Fecero anche una capatina in quel di Torre del Greco i Billy Mahonie. Classico concerto di metà settimana in cui andare è pur sempre meglio che restare a casa. Non era molto ben chiaro chi fossero. L’unica curiosità, in mancanza di altre notizie su di loro, sembrava essere il contrasto tra la provenienza britannica dei componenti e la matrice, marcatamente americana del loro rock strumentale.
Post-rock? Già, l’orribile creatura era, ed è ancora, nuovamente tra noi. A momenti, specie a sentire i diretti dis-interessati, verrebbe davvero da odiarla, bollarla a degenerazione intellettuale e poseur del rock ed esecrarla vita natural durante. Ed è in momenti come questi che l’eterna indecisione su quale possa mai essere, e se mai esista, il proprio “genere preferito” (discorsi da ragazzini, ok, ma chi è che non si è visto rivolgere, anche da un trentenne, una simile domanda?) dispiega i suoi effetti positivi, salvando dalla condanna anche lui, il rock-non-rock dei 90 e oltre.
Nel caso dei Billy Mahonie, peraltro, ci sarebbe un bel discorsetto d afare a proposito di ispirazione, creatività, originalità. All’epoca del concerto non avevo ancora ascoltato “What Becomes Before”, talchè la straripante opening-track (‘Fishing with a Man for a Shark’) mi fu scaraventata in faccia – sempre in apertura, ma di concerto – da Gavin Baker e soci sì da occupare non poco spazio della mia “mentale libreria musicale dal vivo”. Un vibrante esemplare di interludio strumentale – con grande enfasi sulla sezione ritmica – che cresce fino a esplodere in un riffone ultra-metal da tenere a stento i piedi piantati a terra e la testa in modalità riposo-da-headbanging.

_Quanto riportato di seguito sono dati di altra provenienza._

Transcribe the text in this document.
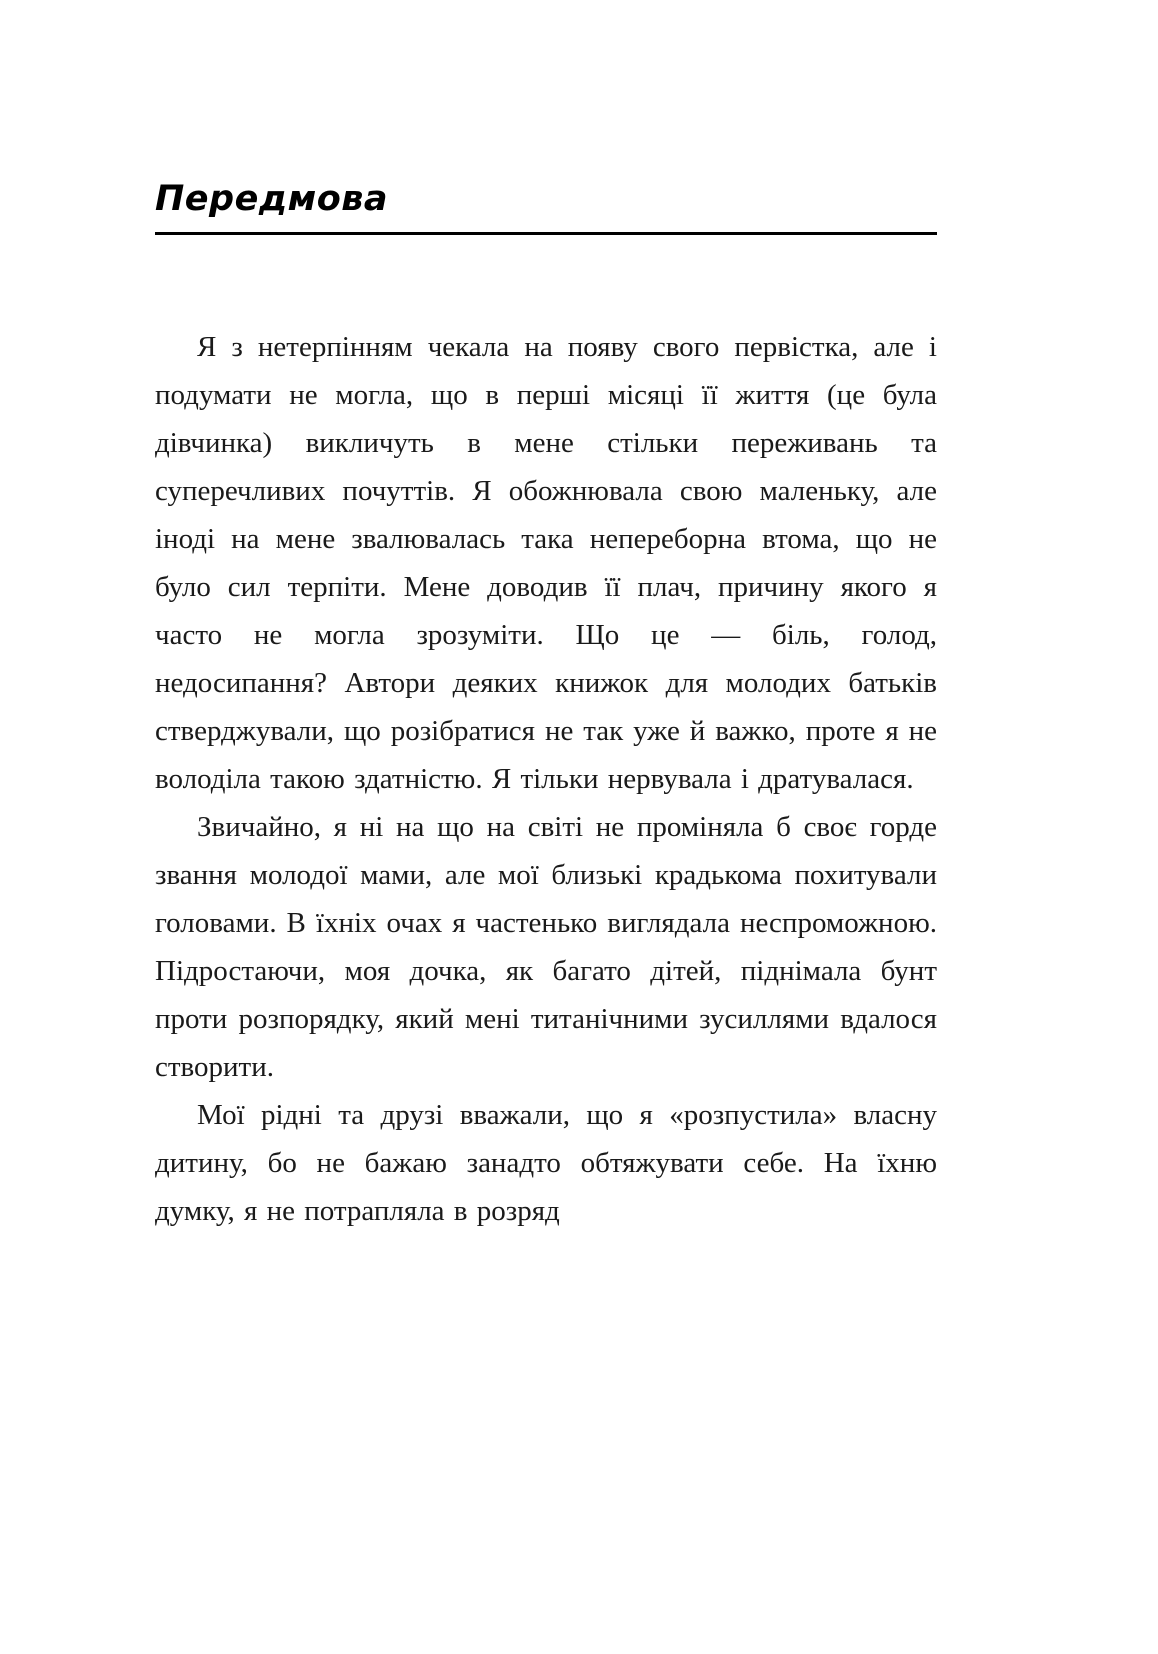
Передмова

Я з нетерпінням чекала на появу свого первістка, але і подумати не могла, що в перші місяці її життя (це була дівчинка) викличуть в мене стільки переживань та суперечливих почуттів. Я обожнювала свою маленьку, але іноді на мене звалювалась така непереборна втома, що не було сил терпіти. Мене доводив її плач, причину якого я часто не могла зрозуміти. Що це — біль, голод, недосипання? Автори деяких книжок для молодих батьків стверджували, що розібратися не так уже й важко, проте я не володіла такою здатністю. Я тільки нервувала і дратувалася.

Звичайно, я ні на що на світі не проміняла б своє горде звання молодої мами, але мої близькі крадькома похитували головами. В їхніх очах я частенько виглядала неспроможною. Підростаючи, моя дочка, як багато дітей, піднімала бунт проти розпорядку, який мені титанічними зусиллями вдалося створити.

Мої рідні та друзі вважали, що я «розпустила» власну дитину, бо не бажаю занадто обтяжувати себе. На їхню думку, я не потрапляла в розряд
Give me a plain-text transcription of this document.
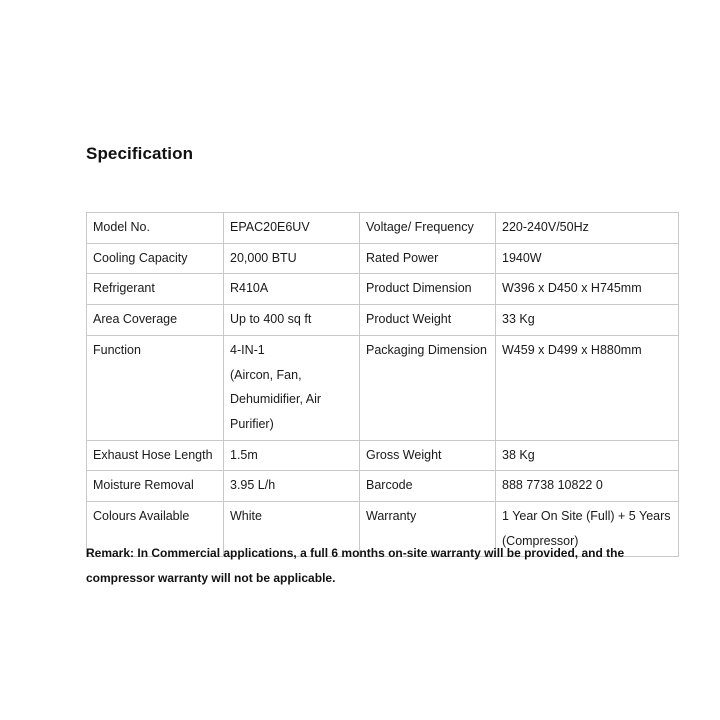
Specification
Model No.	EPAC20E6UV	Voltage/ Frequency	220-240V/50Hz
Cooling Capacity	20,000 BTU	Rated Power	1940W
Refrigerant	R410A	Product Dimension	W396 x D450 x H745mm
Area Coverage	Up to 400 sq ft	Product Weight	33 Kg
Function	4-IN-1
(Aircon, Fan,
Dehumidifier, Air
Purifier)	Packaging Dimension	W459 x D499 x H880mm
Exhaust Hose Length	1.5m	Gross Weight	38 Kg
Moisture Removal	3.95 L/h	Barcode	888 7738 10822 0
Colours Available	White	Warranty	1 Year On Site (Full) + 5 Years
(Compressor)
Remark: In Commercial applications, a full 6 months on-site warranty will be provided, and the
compressor warranty will not be applicable.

L’episodio non aveva praticamente simili nel resto di quel disco, e ciò lasciava un’ombra consistente sull’identità del quartetto, che vedeva affidata la propria riconoscibilità ad un’isola propriamente rock in mezzo a del post-rock più standard, seppur di fattura tutt’altro che mediocre. Nel frattempo la band cambia volto per due quarti, accogliendo finanche un ex-Stereolab come Duncan Brown al basso. Ancora niente voce per questo 2004, e inoltre i brani prendono a dilatarsi notevolmente, sì da ridursi, in questo “Dust”, ad appena 5 (per circa 35 minuti di musica).
L’appeal da lenta jam strumentale diventa conseguentemente ancor più accentuato, palesando, ancora una volta, quella che dev’essere più di una semplice affinità con l’asse Chicago-Louisville. Fermo restando che in Gran Bretagna a poco a poco stanno imparando a fare ‘ste cose, fermo restando che non tutti i 35 minuti di “Dust” sono la stessa, immutabile, storia. Rock pesante? In qualche modo i Billy Mahonie riescono pur sempre a mettercelo: stavolta è ‘Red Crow’ a farsi carico di seminare un po’ di adrenalina nel pubblico, con quella tensione-reiterazione da mutuo decennale con gli Unwound che culmina in un rock’n’roll, come allora, a livelli quasi eccelsi. E poi, in chiusura, avete notato come possa bastare un banjo a inventare una sorta di post-bluegrass (anche qui, tutto sommato, ci scappa un altro mezzo mutuo, stavolta coi Califone)?. E a margine, sul loro website, avete visto che cacchio di colori le copertine dei loro dischi?